Sa série préférée du moment se trouve sur le deuxième palier, et elle la regarde sur les trois premières fenêtres en partant de la gauche. Pas de pop-up, de publicité, ni de sous-titres, qualité 360p (elle a perdu ses lunettes) mais le programme est gratuit, et la connexion ne saute jamais. C’est un petit couple étranger qui a la trentaine. Ils se disputent de temps en temps pour savoir qui promènera leur horrible clébard qui ne cesse jamais d’aboyer, organisent des soirées qui ne se terminent que lorsque le soleil est levé, fument à la rambarde en écoutant du jazz, font griller des brochettes le dimanche midi, se tiennent la main sur leur gigantesque canapé blanc en regardant des émissions dont elle ne pige pas une syllabe. Elle se dit qu’elle pourrait être amie avec eux, en tout cas qu’elle aimerait, et quand elle voit leur lumière allumée, à toute heure du jour et de la nuit, elle se sent un peu moins seule.

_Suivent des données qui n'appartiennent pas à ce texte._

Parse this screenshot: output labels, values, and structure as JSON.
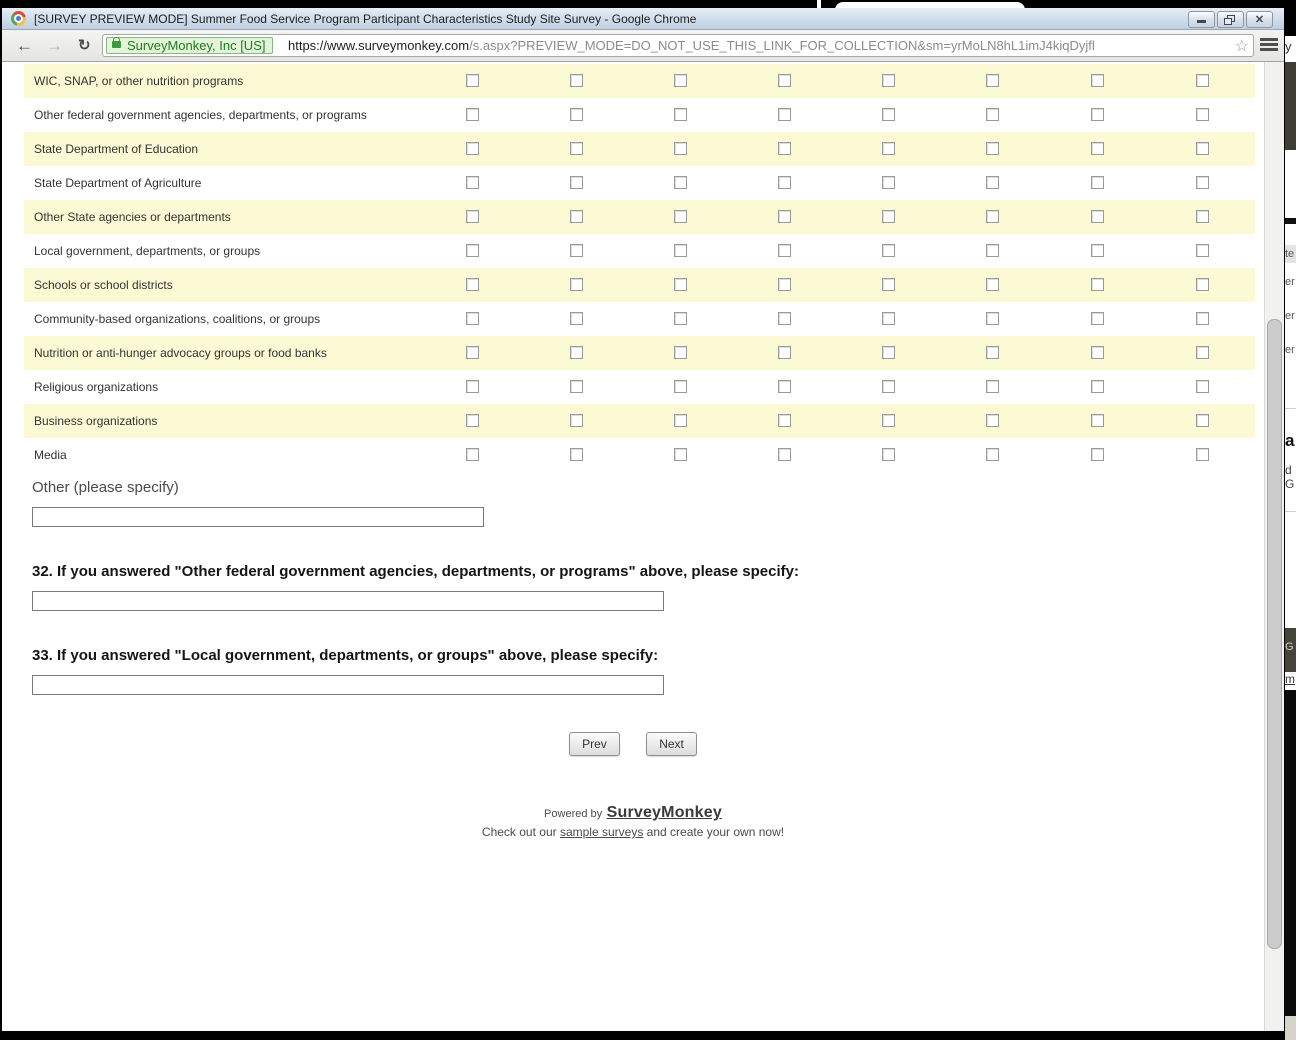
{
  "window": {
    "title": "[SURVEY PREVIEW MODE] Summer Food Service Program Participant Characteristics Study Site Survey - Google Chrome"
  },
  "browser": {
    "badge": "SurveyMonkey, Inc [US]",
    "url_host": "https://www.surveymonkey.com",
    "url_rest": "/s.aspx?PREVIEW_MODE=DO_NOT_USE_THIS_LINK_FOR_COLLECTION&sm=yrMoLN8hL1imJ4kiqDyjfl",
    "star_icon": "☆",
    "back_glyph": "←",
    "forward_glyph": "→",
    "reload_glyph": "↻"
  },
  "survey": {
    "matrix_rows": [
      "WIC, SNAP, or other nutrition programs",
      "Other federal government agencies, departments, or programs",
      "State Department of Education",
      "State Department of Agriculture",
      "Other State agencies or departments",
      "Local government, departments, or groups",
      "Schools or school districts",
      "Community-based organizations, coalitions, or groups",
      "Nutrition or anti-hunger advocacy groups or food banks",
      "Religious organizations",
      "Business organizations",
      "Media"
    ],
    "columns_count": 8,
    "other_label": "Other (please specify)",
    "q32_label": "32. If you answered \"Other federal government agencies, departments, or programs\" above, please specify:",
    "q33_label": "33. If you answered \"Local government, departments, or groups\" above, please specify:",
    "inputs": {
      "other_value": "",
      "q32_value": "",
      "q33_value": ""
    },
    "prev_label": "Prev",
    "next_label": "Next",
    "footer": {
      "powered_by": "Powered by",
      "brand": "SurveyMonkey",
      "line2_pre": "Check out our ",
      "line2_link": "sample surveys",
      "line2_post": " and create your own now!"
    }
  },
  "background_window_fragments": {
    "top": "y",
    "header": "te",
    "row1": "er",
    "row2": "er",
    "row3": "er",
    "big_a": "a",
    "frag_d": "d",
    "frag_g": "G",
    "olive_g": "G",
    "frag_m": "m"
  },
  "colors": {
    "row_highlight": "#fbfad5",
    "badge_green_text": "#1e7d1e",
    "badge_green_bg": "#e4f3da",
    "titlebar_blue": "#cfdcea"
  }
}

Peut-être qu’elle espère intérieurement qu’ils regardent également de son côté de la rue, qu’ils voient la lueur jaunâtre, grésillante, faiblarde, du néon de sa chambre qui transperce la noirceur de la façade inanimée.
Peut-être qu’elle espère qu’ils entendent les alarmes le matin et les larmes le soir.
Peut-être qu’elle espère intérieurement qu’ils allument la lumière pour elle, que c’est leur façon de la border, parce qu’ils savent qu’elle a peur du noir, peur d’être seule dans ce petit appartement, seule dans ce petit immeuble, qu’elle a peur d’appuyer sur l’interrupteur et de se faire manger par l’obscurité, par les cafards.
Peut-être qu’elle espère intérieurement qu’ils la regardent eux aussi, et ça lui donne une raison de garder sa lumière allumée.
Ce dialogue muet, tordu, et imaginaire lui donne espoir, et elle se dit que ça aussi c’est amusant : la capacité qu’ont les êtres de s’accrocher aux moindres choses, de porter de l’attention aux plus petits détails, de chercher de minuscules signes dans les plus grandes évidences, des raisons dans l’inexplicable, de ce réflexe de crier les mains en avant alors qu’on est déjà en train de tomber, d’être triste, déçu, en colère, alors que la foudre a déjà frappé, de ce besoin permanent de s’agripper à la rambarde même si elle est vissée au vide.
Est-ce que c’est dans la nature des Hommes d’avoir peur, et d’avoir espoir aussi ?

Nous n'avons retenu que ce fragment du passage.